Com a implementação do Regulamento (UE) 2017/746 relativo aos Dispositivos Médicos de Diagnóstico In Vitro (IVDR) da União Europeia (UE), o Relatório de Avaliação de Desempenho (PER) mudou dinamicamente em termos dos seus requisitos e abordagem.
O PER é construído com base nos três pilares da demonstração de dados: o Relatório de Validade Científica (SVR), o Relatório de Desempenho Analítico (APR) e o Relatório de Desempenho Clínico (CPR). O SVR destaca a associação do analito com a condição clínica ou estado fisiológico; o APR é necessário para demonstrar a capacidade do IVD de medir e detetar o(s) analito(s); e o CPR demonstra a capacidade do IVD de produzir resultados para a população de pacientes-alvo e/ou utilizadores com base no estudo de desempenho clínico.
O Artigo 2 do IVDR (UE) 2017/746 descreve o desempenho clínico como «a capacidade de um dispositivo produzir resultados que estão correlacionados com uma condição clínica particular ou um processo ou estado fisiológico ou patológico, em conformidade com a população-alvo e o utilizador previsto.» Uma vez que o CPR fornece uma análise abrangente e baseada em evidências dos IVD, é potencialmente um ponto-chave na determinação da segurança/eficácia dos IVD e cumpre os requisitos regulamentares. O Anexo XIII descreve os requisitos detalhados para a elaboração do CPR.
Agora que estabelecemos uma compreensão básica do CPR, vejamos algumas práticas-chave que podem ser usadas para o desenvolver. São as seguintes:
- Desenvolver um Protocolo de Estudo Claro e Abrangente: O ponto-chave aqui é estabelecer um Plano de Investigação Clínica (CIP) claro e conciso e depois garantir a implementação adequada do mesmo. O documento deve cobrir os objetivos e a análise (método estatístico a ser utilizado) para o plano de investigação clínica que será incluído no CPR. Uma vez que a análise de dados atuará ainda como a espinha dorsal do CPR, é de suma importância que comece corretamente!
- Utilizar Fontes de Dados Adequadas: O desempenho clínico pode ser demonstrado através de (em combinação ou individualmente) estudos de desempenho clínico, literatura científica revista por pares e experiência publicada recolhida através de testes de diagnóstico de rotina. A realização de um estudo de desempenho clínico é obrigatória, a menos que seja fornecida uma justificação adequada para a dependência de outras fontes para os dados de desempenho clínico. No entanto, quando se trata de dispositivos novos e inovadores, a recolha de dados clínicos pode ser desafiadora, uma vez que podem não ter uma utilização clínica bem estabelecida. Nestes casos, é essencial recolher dados de ensaios clínicos. Realize uma revisão abrangente da literatura para identificar os dados clínicos existentes sobre o dispositivo e dispositivos semelhantes. Isto pode ajudar a informar o desenho do estudo e a identificar lacunas nas evidências disponíveis. Os dados gerados devem basear-se numa revisão da literatura robusta, sistemática e imparcial.

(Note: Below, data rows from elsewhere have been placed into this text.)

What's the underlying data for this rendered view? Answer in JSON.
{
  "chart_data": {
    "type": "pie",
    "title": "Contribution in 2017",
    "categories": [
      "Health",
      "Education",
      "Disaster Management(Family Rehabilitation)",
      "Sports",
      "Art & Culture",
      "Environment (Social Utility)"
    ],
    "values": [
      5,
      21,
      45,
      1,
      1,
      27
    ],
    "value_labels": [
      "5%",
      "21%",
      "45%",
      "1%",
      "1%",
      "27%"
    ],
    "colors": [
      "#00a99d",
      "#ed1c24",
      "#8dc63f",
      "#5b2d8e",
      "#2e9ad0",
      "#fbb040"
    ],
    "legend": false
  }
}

- Considerar a Utilização Prevista do(s) IVD: Ao deduzir o CPR, o aspeto trivial, mas muitas vezes negligenciado, é considerar a utilização prevista do dispositivo. A utilização prevista formará ainda a base para o desenvolvimento do desenho do estudo e dos pontos de dados, tais como fatores como sensibilidade diagnóstica, especificidade diagnóstica, valor preditivo positivo, valor preditivo negativo, razão de verosimilhança e valores esperados em populações normais e afetadas no CPR. Os pontos de dados devem ser mensuráveis, bem definidos e alinhados com os objetivos do estudo.
- Realização de Atualizações Regulares do CPR: A atualização frequente do CPR também se tornou uma etapa obrigatória no sistema de Post-market Surveillance (PMS). A revisão e atualização regular do CPR é bastante essencial para garantir que os dados nele fornecidos são relevantes e atualizados. Isto pode incluir a incorporação de novos dados ou a alteração do desenho do estudo em resposta a novas informações.
Para desenvolver um CPR robusto, é importante seguir as melhores práticas, conforme discutido anteriormente, como desenvolver um protocolo de estudo claro e abrangente, utilizar fontes de dados adequadas, considerar a utilização prevista dos IVD e atualizar regularmente o CPR. As melhores práticas ajudarão a garantir que o CPR fornece uma análise abrangente e precisa do desempenho clínico do IVD, o que pode ajudar a cumprir os requisitos regulamentares e a garantir a segurança do paciente.